Когда Коммунисты отключали, например, отопление, они тут же отключали электричество, чтобы не включали обогреватели, и перекрывали газ. Потому что понятно же, что пока по радио ещё не объявили Коммунизм, где-то есть несколько несознательных сволочей, которые начнут греть свои Жопы над газовой плитой, вместо того, чтобы отправить этот газ, например, положительным финским буржуям и купить нашим любимым женщинам финские сапоги, чтобы не мёрзли у наших любимых женщин ноги и не простужались у наших любимых женщин придатки, и чтобы нарожали они нам детишек здоровых и много, а то скоро одни узбеки будут в СССР жить, хотя против узбеков никто ничего против не имеет, очень хороший они хлопок выращивают на портянки нашим солдатам, и на ХБ нашим сержантам, и на ПШ нашим офицерам.
Вот как надо глобально мыслить, сейчас уже никто так не умеет.
А если кто сильно замёрз, тот может взять лом и обколупать лёд вокруг подъезда: тогда и сам завтра на этом месте руку не сломает, и людям приятно, а тепло-то как. А потом прийти домой, зажечь свечечку, зачерпнуть на балконе из эмалированного ведра квашеной капусты да с брусникой и выпить стопку ледяной водки, а потом плясать и петь, а потом ебать жену под ватным одеялом, а там утро и на работу. А на работе хорошо: там и свет, и тепло, и в столовой стакан сметаны дадут, только точи свою гайку, дери зубов побольше и рисуй свой чертёж огромный, чистый и прекрасный, как Летающий Остров Солнца. И слепят с него за это обобщённый барельеф с цыркулем и отбойным молотком на фронтоне городского педагогического института.
Но никто уже не пользуется ломом, вообще никто.
А ведь раньше миллионы людей ходили с ломом, с киркой, с кайлом, с сучкорубом.
Вот хоть кто-нибудь из вас умеет толком обрубать сучки? Хуй. Никто не умеет. А раньше все умели, и пели песни, и шли на парад, и рожали детей, здоровых и много.
И нас тоже рожали здоровыми.
Мы, когда родились, орали басом, ссали в палец толщиной и разгрызали молочными зубами деревянные прутья. А потом ссутулились, сморщились, надели на нос очёчки, у нас повылезли волосы и стали мы фрустрированные невротики и латентные шизофреники. Как жизнь? — спрашивают нас. Да всё нормально, отвечаем мы, да.

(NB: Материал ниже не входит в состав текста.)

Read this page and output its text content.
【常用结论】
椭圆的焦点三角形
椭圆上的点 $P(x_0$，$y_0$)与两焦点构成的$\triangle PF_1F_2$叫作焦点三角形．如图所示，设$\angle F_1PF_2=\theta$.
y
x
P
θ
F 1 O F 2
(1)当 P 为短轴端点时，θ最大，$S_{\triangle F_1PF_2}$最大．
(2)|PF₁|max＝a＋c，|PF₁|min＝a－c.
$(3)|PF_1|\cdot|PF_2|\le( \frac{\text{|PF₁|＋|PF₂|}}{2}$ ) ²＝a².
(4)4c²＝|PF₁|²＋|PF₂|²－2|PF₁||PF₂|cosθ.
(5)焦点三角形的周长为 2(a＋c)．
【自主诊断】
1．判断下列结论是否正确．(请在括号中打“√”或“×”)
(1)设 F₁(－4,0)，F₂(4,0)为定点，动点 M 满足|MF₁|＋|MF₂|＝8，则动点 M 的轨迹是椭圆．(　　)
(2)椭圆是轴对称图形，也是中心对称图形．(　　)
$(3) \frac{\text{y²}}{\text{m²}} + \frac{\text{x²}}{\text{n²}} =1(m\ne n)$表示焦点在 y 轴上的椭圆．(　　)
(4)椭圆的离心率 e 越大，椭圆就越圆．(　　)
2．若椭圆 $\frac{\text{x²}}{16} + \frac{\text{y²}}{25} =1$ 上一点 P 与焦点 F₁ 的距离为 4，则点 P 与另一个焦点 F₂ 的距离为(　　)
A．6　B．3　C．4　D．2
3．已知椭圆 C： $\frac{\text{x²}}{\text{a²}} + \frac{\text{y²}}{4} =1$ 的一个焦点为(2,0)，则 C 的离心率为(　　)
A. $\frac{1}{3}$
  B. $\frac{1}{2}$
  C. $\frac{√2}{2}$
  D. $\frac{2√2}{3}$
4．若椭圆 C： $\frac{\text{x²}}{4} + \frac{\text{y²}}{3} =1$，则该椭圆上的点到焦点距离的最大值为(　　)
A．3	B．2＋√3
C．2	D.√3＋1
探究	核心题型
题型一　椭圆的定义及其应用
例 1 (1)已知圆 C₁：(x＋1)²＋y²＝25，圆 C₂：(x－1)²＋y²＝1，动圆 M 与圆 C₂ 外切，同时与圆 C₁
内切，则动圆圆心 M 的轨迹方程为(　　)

В тысяча девятьсот семьдесят девятом году в одной ленинградской радиостанции сотрудники, празднуя седьмое ноября, перепутали магнитофонную катушку и пустили в эфир такую песню Аркаши Северного:
Из рэстурана вишьла блять
Глаза её осоловэли
Она сказала: в рот ебать
И села срать около двэри
Поскольку это происходило именно седьмого ноября, уже через шесть минут в студию вошли автоматчики, тогда они ещё ходили без масок, и расстреляли на месте весь присутствовавший персонал.
Затем перерубили силовые кабели, засыпали трупы негашёной известью, залили подходы бетоном и опечатали круглой печатью.